If we think of God as being active in the world in this way, then prayer will be a priority for us. If God is in motion, so to speak, all around us all the time, intervening in natural processes in ways that build His world in four dimensions (space and time), and He takes our interaction with Him into account in doing so, then why would we sit on the sidelines? And why would we not want to progressively merge with His will in ways that build us up in this life, and positively impact those around us, and improve the Place he makes for us in the next life?

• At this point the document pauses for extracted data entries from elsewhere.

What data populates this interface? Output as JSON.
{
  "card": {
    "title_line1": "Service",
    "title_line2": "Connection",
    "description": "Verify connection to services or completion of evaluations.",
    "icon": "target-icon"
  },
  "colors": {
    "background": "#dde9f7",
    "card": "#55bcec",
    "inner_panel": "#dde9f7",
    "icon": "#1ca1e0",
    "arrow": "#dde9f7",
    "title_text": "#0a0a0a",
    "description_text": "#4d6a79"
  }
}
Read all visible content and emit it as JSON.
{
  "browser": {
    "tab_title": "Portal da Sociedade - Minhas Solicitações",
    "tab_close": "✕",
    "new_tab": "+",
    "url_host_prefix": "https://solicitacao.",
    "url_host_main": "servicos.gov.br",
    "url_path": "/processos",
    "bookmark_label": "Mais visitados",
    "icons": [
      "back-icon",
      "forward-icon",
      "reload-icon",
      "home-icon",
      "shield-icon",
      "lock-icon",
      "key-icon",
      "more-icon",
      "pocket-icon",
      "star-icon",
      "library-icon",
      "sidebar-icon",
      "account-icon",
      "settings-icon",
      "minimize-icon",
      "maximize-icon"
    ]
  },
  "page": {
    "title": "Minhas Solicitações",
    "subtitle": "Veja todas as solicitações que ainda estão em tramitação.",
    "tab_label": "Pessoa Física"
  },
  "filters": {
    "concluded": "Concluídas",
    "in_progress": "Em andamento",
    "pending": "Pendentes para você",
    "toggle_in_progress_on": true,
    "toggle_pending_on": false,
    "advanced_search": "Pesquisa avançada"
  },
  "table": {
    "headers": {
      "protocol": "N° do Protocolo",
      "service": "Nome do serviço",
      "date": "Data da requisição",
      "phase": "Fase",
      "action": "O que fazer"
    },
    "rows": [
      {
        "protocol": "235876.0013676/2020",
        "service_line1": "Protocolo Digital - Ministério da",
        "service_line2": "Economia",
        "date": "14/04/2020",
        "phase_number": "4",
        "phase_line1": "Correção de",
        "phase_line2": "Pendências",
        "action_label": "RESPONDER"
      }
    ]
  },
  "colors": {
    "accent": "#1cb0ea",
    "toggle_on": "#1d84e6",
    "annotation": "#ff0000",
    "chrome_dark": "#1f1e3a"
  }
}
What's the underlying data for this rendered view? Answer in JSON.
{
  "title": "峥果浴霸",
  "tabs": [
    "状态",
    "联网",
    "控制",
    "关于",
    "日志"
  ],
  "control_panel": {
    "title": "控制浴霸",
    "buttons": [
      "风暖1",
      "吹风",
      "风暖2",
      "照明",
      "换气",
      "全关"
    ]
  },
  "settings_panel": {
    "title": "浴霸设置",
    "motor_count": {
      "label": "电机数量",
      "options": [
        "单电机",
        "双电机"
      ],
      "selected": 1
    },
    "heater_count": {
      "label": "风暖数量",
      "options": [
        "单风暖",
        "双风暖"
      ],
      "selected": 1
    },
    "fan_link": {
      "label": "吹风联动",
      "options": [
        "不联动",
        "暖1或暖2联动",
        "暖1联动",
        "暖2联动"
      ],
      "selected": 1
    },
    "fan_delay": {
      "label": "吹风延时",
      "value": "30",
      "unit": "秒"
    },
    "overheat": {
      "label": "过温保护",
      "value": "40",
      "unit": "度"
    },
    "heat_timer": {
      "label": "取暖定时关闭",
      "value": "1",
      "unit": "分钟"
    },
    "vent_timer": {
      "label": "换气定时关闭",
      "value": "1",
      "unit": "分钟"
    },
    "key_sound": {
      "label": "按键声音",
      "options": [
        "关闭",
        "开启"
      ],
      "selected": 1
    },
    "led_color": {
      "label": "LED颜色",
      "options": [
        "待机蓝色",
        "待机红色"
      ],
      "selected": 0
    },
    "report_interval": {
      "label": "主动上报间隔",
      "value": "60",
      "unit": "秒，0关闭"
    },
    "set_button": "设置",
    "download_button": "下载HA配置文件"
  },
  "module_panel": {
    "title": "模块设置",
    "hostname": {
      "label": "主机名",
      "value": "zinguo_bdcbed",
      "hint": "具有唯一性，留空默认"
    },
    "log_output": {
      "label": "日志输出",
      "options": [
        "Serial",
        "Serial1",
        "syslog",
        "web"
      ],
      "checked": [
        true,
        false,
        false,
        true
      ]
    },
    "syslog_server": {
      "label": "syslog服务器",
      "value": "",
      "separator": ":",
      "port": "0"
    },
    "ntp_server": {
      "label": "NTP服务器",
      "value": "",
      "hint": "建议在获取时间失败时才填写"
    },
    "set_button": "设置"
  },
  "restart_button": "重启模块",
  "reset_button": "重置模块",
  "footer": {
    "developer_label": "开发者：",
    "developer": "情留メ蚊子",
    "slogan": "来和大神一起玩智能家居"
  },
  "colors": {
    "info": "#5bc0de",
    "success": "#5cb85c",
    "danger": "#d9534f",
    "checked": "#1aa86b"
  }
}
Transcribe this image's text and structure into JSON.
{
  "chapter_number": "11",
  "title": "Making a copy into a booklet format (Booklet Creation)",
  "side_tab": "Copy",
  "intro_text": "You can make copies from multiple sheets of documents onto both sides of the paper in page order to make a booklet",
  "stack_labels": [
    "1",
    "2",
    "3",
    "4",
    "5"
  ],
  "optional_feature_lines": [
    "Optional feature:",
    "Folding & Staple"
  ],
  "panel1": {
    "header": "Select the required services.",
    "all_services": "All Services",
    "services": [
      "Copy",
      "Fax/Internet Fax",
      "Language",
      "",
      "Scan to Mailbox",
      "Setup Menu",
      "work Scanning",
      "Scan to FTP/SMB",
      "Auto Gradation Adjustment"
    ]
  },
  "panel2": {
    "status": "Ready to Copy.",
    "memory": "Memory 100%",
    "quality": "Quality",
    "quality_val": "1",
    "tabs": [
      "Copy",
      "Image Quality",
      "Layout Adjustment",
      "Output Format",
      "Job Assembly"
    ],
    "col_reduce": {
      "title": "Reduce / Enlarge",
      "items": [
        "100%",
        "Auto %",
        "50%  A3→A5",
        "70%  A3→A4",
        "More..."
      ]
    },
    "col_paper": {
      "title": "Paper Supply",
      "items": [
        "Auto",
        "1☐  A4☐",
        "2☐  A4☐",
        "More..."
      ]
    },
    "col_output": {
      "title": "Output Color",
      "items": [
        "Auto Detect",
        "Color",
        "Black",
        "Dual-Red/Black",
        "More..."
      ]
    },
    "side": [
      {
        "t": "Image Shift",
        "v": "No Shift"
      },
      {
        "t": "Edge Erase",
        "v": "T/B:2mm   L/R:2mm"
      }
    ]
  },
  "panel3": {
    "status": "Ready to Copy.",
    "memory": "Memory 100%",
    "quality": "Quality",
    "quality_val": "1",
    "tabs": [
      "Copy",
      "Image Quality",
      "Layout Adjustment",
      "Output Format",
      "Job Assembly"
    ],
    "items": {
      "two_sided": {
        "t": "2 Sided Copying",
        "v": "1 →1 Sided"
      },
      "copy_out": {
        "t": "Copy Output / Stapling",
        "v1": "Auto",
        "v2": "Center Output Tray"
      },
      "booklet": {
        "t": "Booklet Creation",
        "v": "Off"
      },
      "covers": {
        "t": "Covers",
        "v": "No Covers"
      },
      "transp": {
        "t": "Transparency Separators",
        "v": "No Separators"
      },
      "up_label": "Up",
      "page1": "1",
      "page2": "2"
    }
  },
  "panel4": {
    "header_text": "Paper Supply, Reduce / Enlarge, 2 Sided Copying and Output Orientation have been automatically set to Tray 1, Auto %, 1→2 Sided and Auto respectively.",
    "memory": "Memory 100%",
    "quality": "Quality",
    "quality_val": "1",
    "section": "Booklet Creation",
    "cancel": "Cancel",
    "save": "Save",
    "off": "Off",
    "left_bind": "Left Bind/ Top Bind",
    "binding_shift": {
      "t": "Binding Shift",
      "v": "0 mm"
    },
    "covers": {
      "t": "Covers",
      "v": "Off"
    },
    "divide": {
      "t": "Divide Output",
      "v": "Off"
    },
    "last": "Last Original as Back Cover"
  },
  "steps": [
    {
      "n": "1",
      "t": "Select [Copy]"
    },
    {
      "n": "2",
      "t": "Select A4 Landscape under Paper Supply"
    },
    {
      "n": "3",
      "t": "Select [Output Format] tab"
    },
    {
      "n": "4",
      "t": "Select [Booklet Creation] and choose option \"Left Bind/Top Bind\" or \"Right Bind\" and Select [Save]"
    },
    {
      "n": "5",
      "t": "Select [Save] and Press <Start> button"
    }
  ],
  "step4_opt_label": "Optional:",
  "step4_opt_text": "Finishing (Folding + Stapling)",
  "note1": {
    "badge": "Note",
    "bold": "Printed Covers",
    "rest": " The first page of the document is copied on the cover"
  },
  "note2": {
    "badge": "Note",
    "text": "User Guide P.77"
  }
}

If God is like this, then the next life is a certainty. He has a plan, though He holds it largely hidden from us now, and a place for us, individually, inside that plan is available.

Aloof God?

The inclusion model does not apply if we perceive of God as the grand Watchmaker, who created it all and then turned it loose to operate according to the mechanisms He set in place. If that’s what’s going on, then there’s no point praying, really. It doesn’t affect us and it doesn’t affect anything else around us. Its only utility is therapeutic.

Even the therapeutic purpose rests on a lie, however, if we have a Deist perception of God, and therefore ultimately fails. If there is utility to prayer as prayer, it only makes sense that it has utility because we believe God is listening and that He responds. If He doesn’t, because He’s sitting back passively watching His creation unfold, then prayer doesn’t have any impact. Knowing that, why do it? There is no reason.

Cognitive Dissonance

If our prayer life is feeble to non-existent, then it would be good to question why. Many of us who claim to believe in God and in prayer, nonetheless never seem to get around to praying. Or, if we do it at all, we do it from a vague sense of responsibility because after all we say we’re believers, and we understand that prayer seems to go with that self-identification. But if it’s just not happening, we may have slipped, in our mind, from the inclusion model to the absentee model of how we apprehend God’s existence.

That’s bad. It does not mean we can’t come to terms with it and move decisively out of our position of illusory neutrality, however. It’s just a matter of self-diagnosing the condition, and acting upon it. If our prayer life presently consists of occasional, fleeting, “yay God” moments, that doesn’t mean necessarily that our perception of God is irreparably damaged.

It’s a matter of discipline. We should remember that there are only two valid ways of thinking about prayer: that it’s pointless, or that it enables inclusion in God’s movement in the universe. Anything else is just dwelling with cognitive dissonance between those two possibilities. There is no neutral zone in-between. There is only confusion about the real alternatives.